When the topic of raising the minimum wage and the business impact of mandatory wage increases on blue-chip stocks becomes a part of the national conversation, as it did during President Obama's State of the Union Address in January, the two companies that immediately come to people's minds are Wal-Mart (NYSE:WMT) and McDonald's (NYSE:MCD).
Today, I want to discuss why it is a flaw to make a buy or sell decision about McDonald's based on whether or not the United States raises the mandatory wage for food-service employees.
First of all, it's quickly becoming a quaint and erroneous notion to think of McDonald's as an American company whose business performance is solely determined by the political whims of the United States legislature. In 2013, McDonald's brought in $28.1 billion revenue. Across its global operations, only 31% came from the United States. In other words, $8.71 billion of the company's revenue comes from America, and $19.39 billion comes from the rest of the world.
A similar, although not quite as disproportionate story emerges when you look at the company's net earnings.
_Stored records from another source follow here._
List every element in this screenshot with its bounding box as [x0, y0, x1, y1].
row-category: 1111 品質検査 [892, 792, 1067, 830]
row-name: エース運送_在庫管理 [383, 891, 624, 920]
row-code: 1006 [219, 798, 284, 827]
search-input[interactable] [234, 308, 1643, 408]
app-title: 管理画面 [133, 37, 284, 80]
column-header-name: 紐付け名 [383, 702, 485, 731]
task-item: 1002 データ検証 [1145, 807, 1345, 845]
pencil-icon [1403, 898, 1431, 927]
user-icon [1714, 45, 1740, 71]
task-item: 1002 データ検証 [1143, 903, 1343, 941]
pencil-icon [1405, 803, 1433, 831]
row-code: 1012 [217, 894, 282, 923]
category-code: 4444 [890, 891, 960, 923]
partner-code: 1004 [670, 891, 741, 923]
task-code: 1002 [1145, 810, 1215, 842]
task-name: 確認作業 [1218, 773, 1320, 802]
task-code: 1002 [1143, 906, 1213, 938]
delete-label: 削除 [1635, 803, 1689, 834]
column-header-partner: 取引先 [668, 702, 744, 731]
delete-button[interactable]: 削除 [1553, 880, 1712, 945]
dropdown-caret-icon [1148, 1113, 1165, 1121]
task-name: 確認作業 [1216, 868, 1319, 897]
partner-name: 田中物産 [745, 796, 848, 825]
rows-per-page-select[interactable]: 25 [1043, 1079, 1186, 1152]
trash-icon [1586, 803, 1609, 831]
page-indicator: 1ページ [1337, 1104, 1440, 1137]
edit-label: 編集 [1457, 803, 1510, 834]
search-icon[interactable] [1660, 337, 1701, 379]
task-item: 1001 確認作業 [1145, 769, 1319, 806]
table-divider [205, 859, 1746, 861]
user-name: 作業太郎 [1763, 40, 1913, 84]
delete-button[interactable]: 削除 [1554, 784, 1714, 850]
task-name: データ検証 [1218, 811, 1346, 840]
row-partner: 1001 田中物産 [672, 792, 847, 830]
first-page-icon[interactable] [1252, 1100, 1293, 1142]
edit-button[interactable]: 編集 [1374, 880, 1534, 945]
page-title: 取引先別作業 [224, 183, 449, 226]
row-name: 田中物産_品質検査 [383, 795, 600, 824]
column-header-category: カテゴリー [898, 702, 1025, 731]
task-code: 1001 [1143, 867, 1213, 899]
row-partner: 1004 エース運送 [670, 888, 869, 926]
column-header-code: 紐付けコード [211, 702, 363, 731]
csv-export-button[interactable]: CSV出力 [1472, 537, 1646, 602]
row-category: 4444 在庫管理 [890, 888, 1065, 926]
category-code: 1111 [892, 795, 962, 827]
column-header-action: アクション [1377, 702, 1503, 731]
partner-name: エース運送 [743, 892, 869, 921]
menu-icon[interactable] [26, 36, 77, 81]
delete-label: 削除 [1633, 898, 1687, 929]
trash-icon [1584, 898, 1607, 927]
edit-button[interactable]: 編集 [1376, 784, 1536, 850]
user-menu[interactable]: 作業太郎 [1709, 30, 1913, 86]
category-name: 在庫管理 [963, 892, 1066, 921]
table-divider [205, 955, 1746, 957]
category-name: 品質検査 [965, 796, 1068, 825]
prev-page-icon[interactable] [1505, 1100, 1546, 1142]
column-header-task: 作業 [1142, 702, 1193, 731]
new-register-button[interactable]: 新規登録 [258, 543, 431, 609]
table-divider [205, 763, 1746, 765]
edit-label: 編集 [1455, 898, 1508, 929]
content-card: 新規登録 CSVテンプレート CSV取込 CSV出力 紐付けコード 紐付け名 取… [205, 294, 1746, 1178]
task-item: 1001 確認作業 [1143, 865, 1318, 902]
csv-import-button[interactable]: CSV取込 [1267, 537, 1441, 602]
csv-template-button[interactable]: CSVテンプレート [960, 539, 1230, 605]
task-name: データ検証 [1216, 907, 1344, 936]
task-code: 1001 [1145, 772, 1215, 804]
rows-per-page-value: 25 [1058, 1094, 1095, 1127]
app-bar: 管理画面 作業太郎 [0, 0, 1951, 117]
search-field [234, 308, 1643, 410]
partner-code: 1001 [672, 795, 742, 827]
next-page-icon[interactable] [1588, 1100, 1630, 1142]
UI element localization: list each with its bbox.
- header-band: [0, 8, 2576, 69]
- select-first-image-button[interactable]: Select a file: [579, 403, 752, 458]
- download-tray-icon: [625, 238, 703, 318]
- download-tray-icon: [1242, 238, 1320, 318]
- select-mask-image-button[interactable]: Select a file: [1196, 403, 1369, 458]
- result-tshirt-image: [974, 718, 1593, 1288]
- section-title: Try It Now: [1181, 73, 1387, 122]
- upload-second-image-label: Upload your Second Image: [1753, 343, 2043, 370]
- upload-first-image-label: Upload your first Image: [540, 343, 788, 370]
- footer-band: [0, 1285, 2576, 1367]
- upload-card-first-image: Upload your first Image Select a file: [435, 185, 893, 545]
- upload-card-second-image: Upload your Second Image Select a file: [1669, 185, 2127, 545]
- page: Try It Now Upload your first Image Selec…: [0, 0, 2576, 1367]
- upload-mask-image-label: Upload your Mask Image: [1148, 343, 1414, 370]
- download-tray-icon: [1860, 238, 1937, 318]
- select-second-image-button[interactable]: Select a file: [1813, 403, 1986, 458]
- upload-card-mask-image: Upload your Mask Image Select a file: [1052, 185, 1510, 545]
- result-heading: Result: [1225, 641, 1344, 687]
Only 43% of earnings came from the U.S., and 57% came from the rest of the world. In 2013, McDonald's brought in $5.5 billion in profit for shareholders. Roughly, $2.36 billion came from the United States, and $3.14 billion came from the rest of the world. The other thing worth noting is this: for both sales and earnings figures, the numbers are moving directionally lower for the United States. In other words, every year, U.S. operations contribute a smaller and smaller percentage of the McDonald's profit pie.
In addition to the diminishing influence of the United States on McDonald's corporate balance sheet, there is another factor that is rarely discussed when analyzing McDonald's as an investment in the context of a minimum wage increase: the company largely operates on a franchisor/franchisee business model, and therefore, is able to avoid directly absorbing the financial costs associated with a minimum wage hike.
As of the end of 2013, McDonald's has 35,400 restaurants across the world. About 81% of them are run by independent franchisees of the company, and the other 19% are actually owned by McDonald's itself. Almost all analysis of the minimum wage in the context of McDonald's ignores this fact: McDonald's is generally a real estate company with a toll-booth model (that is, it makes its money by charging franchisees rent for the stores and receives a certain percentage of sales as part of a fee arrangement for getting to use the McDonald's brand) that functions independently from operating the business.
It is the folks who run the franchises that have to toggle the minimum wage increases by deciding whether they want to modify hours, slow wage growth for that restaurant's management, raise prices, or accept declining profits. But that's a dilemma that only has a direct impact on a small amount of McDonald's stores: only about 6,700 of the company's chains are actually run by McDonald's, making a minimum wage increase a small headwind for management to address as they try to increase the company's profits.
And, of course, McDonald's is decreasing the percentage of stores directly under its control over time. It has been actively franchising some of its company-owned locations over the past three years since coming out of the financial crisis, and the company is investing $3 billion this year to open 1,500 new stores. Directionally speaking, McDonald's is continuing to reduce the number of company-owned locations that are going to contribute to its overall earnings.
When discussions of McDonald's as an investment come up on Seeking Alpha, many investors and commenters seem to indicate that the future outlook of the minimum wage factors into their personal calculus of whether McDonald's ought to be an investment going forward. But when you study the actual corporate structure of McDonald's, you will see that the company heavily insulates itself from directly assuming the costs of minimum wage increases. Only about a third of the company's revenue comes from the U.S., and that figure is declining. Only one of five McDonald's stores are actually operated by McDonald's, and that figure is declining as well. For people concerned about the effect of minimum wage increases on McDonald's, it is a modest headwind. There are only 6,700 stores where the rise in minimum wage must be borne directly. For McDonald's' long-term shareholders, a minimum wage increase would be nothing more than a glorified rounding error in affecting the firm's profitability.
Disclosure: I am long MCD. I wrote this article myself, and it expresses my own opinions. I am not receiving compensation for it (other than from Seeking Alpha). I have no business relationship with any company whose stock is mentioned in this article.